[ale] Wine

Geoffrey esoteric at 3times25.net
Fri Jan 20 11:25:28 EST 2006


docx at io.com wrote:
> On Fri, January 20, 2006 2:27 pm, Geoffrey said:
> 
>>I write perfect software all the time.  It always does exactly what I
>>code it to do.
> 
> 
> There are those who don't write code.  They buy code other folks have written.
>  Does your code do exactly what someone else wants it to?

Eventually..

>>The interesting thing I find about all this is that most open source
>>betas are as stable or more then their commercial alternatives.  A very
>>good example is Linux.  For the longest time I was running the
>>development kernel tree.   I rarely had any problems.  Windows on the
>>other hand....
> 
> Windows is something that many people are familiar with and does things "well
> enough".  They don't have to edit config files, get system information from
> arcane command line programs, or do anything besides point and click (and
> possibly download updates and install them, but folks are used to that by
> now).

Let's not turn this into a windows/Linux debate okay?  But, what you've 
said might have applied 5-10 years ago, not now.  There are a number of 
Linux distros that are point and click.  My daughter installed her own, 
my mother-in-law is on SuSE 10.1 and has been on SuSE since 7.3.

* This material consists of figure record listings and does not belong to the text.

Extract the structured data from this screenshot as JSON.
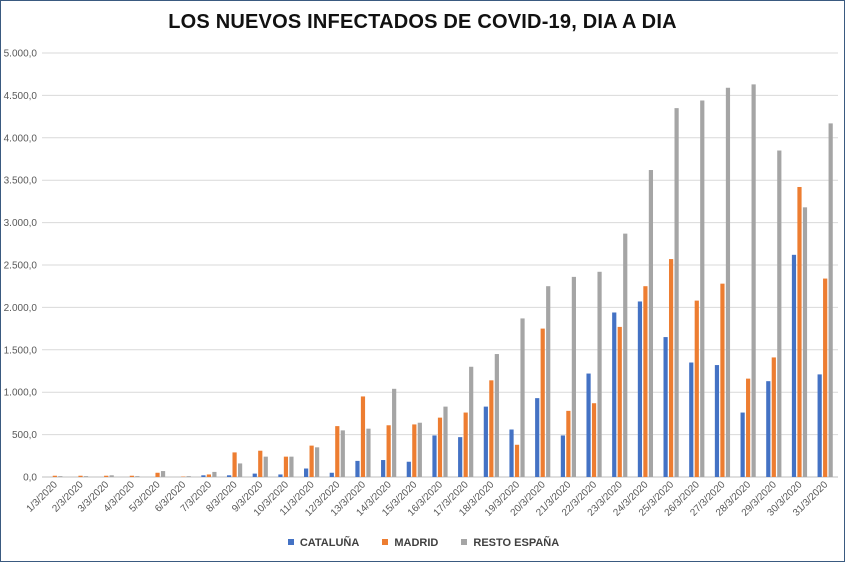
{
  "chart_data": {
    "type": "bar",
    "title": "LOS NUEVOS INFECTADOS DE COVID-19, DIA A DIA",
    "xlabel": "",
    "ylabel": "",
    "ylim": [
      0,
      5000
    ],
    "yticks": [
      "0,0",
      "500,0",
      "1.000,0",
      "1.500,0",
      "2.000,0",
      "2.500,0",
      "3.000,0",
      "3.500,0",
      "4.000,0",
      "4.500,0",
      "5.000,0"
    ],
    "grid": true,
    "legend_position": "bottom",
    "categories": [
      "1/3/2020",
      "2/3/2020",
      "3/3/2020",
      "4/3/2020",
      "5/3/2020",
      "6/3/2020",
      "7/3/2020",
      "8/3/2020",
      "9/3/2020",
      "10/3/2020",
      "11/3/2020",
      "12/3/2020",
      "13/3/2020",
      "14/3/2020",
      "15/3/2020",
      "16/3/2020",
      "17/3/2020",
      "18/3/2020",
      "19/3/2020",
      "20/3/2020",
      "21/3/2020",
      "22/3/2020",
      "23/3/2020",
      "24/3/2020",
      "25/3/2020",
      "26/3/2020",
      "27/3/2020",
      "28/3/2020",
      "29/3/2020",
      "30/3/2020",
      "31/3/2020"
    ],
    "series": [
      {
        "name": "CATALUÑA",
        "color": "#4472c4",
        "values": [
          0,
          0,
          0,
          0,
          0,
          0,
          20,
          20,
          40,
          30,
          100,
          50,
          190,
          200,
          180,
          490,
          470,
          830,
          560,
          930,
          490,
          1220,
          1940,
          2070,
          1650,
          1350,
          1320,
          760,
          1130,
          2620,
          1210
        ]
      },
      {
        "name": "MADRID",
        "color": "#ed7d31",
        "values": [
          15,
          15,
          15,
          15,
          50,
          5,
          30,
          290,
          310,
          240,
          370,
          600,
          950,
          610,
          620,
          700,
          760,
          1140,
          380,
          1750,
          780,
          870,
          1770,
          2250,
          2570,
          2080,
          2280,
          1160,
          1410,
          3420,
          2340
        ]
      },
      {
        "name": "RESTO ESPAÑA",
        "color": "#a5a5a5",
        "values": [
          10,
          10,
          20,
          10,
          70,
          10,
          60,
          160,
          240,
          240,
          350,
          550,
          570,
          1040,
          640,
          830,
          1300,
          1450,
          1870,
          2250,
          2360,
          2420,
          2870,
          3620,
          4350,
          4440,
          4590,
          4630,
          3850,
          3180,
          4170
        ]
      }
    ]
  }
}
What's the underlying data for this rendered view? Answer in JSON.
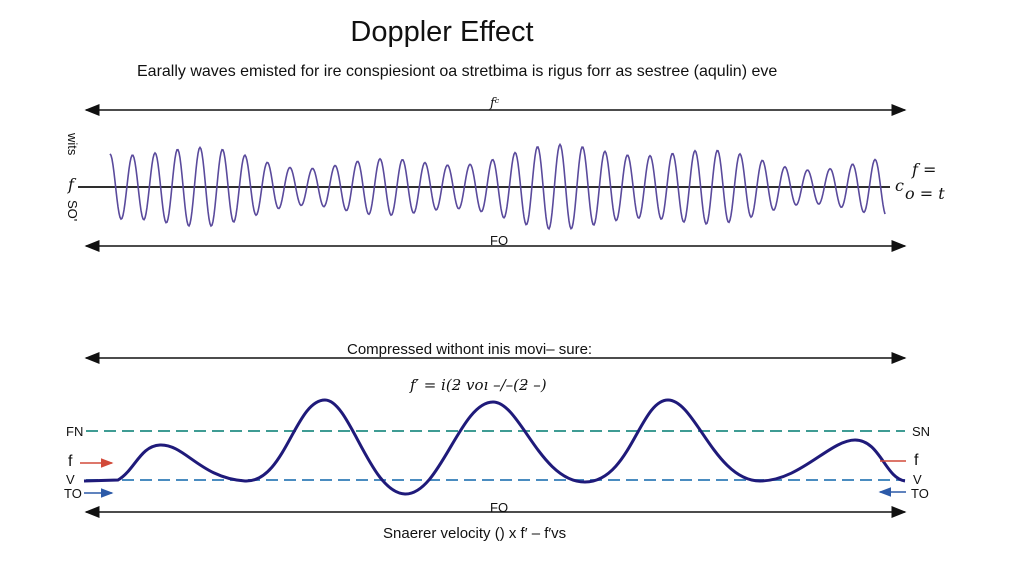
{
  "title": "Doppler Effect",
  "subtitle": "Earally waves emisted for ire conspiesiont oa stretbima is rigus forr as sestree (aqulin) eve",
  "top_panel": {
    "top_arrow_label": "fᶜ",
    "bottom_arrow_label": "FO",
    "left_labels": [
      "wits",
      "f",
      "SO'"
    ],
    "right_labels": [
      "c",
      "f =",
      "o = t"
    ]
  },
  "bottom_panel": {
    "heading": "Compressed withont inis movi– sure:",
    "formula": "f′ = i(ƻ voı –/–(ƻ –)",
    "left_labels": [
      "FN",
      "f",
      "V",
      "TO"
    ],
    "right_labels": [
      "SN",
      "f",
      "V",
      "TO"
    ],
    "bottom_arrow_label": "FO",
    "caption": "Snaerer velocity () x f′ – f′vs"
  },
  "colors": {
    "wave": "#5a4a9c",
    "curve": "#1f1a7a",
    "teal_dash": "#3f9c94",
    "blue_dash": "#4a8cc0",
    "red_arrow": "#d24a3a",
    "blue_arrow": "#2c5aa8"
  }
}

You need to update your knowledgebase.

> For geeks (and I number among that fold), getting Linux (and most any unix,
> for that matter) to do what we want is easy.  For Aunt May and Uncle Bob, it
> ain't that easy.  And when you're writing software targeted at replacing the
> operating system that Aunt May and Uncle Bob use, it better be as rock solid
> as possible, because the first couple of errors they run intow ill make them
> wonder "What the heck am I doing running this crap?  Let me just have my old
> computer back.  That worked."  It's not that they're getting more errors,
> necessarily, but that they're getting different errors they don't know how to
> work around.

Again, you post might have been accurate 10 years ago, not now.

> I believe that's the primary reason Wine is still in "beta".  It's really good
> code, but it hasn't fixed everything yet.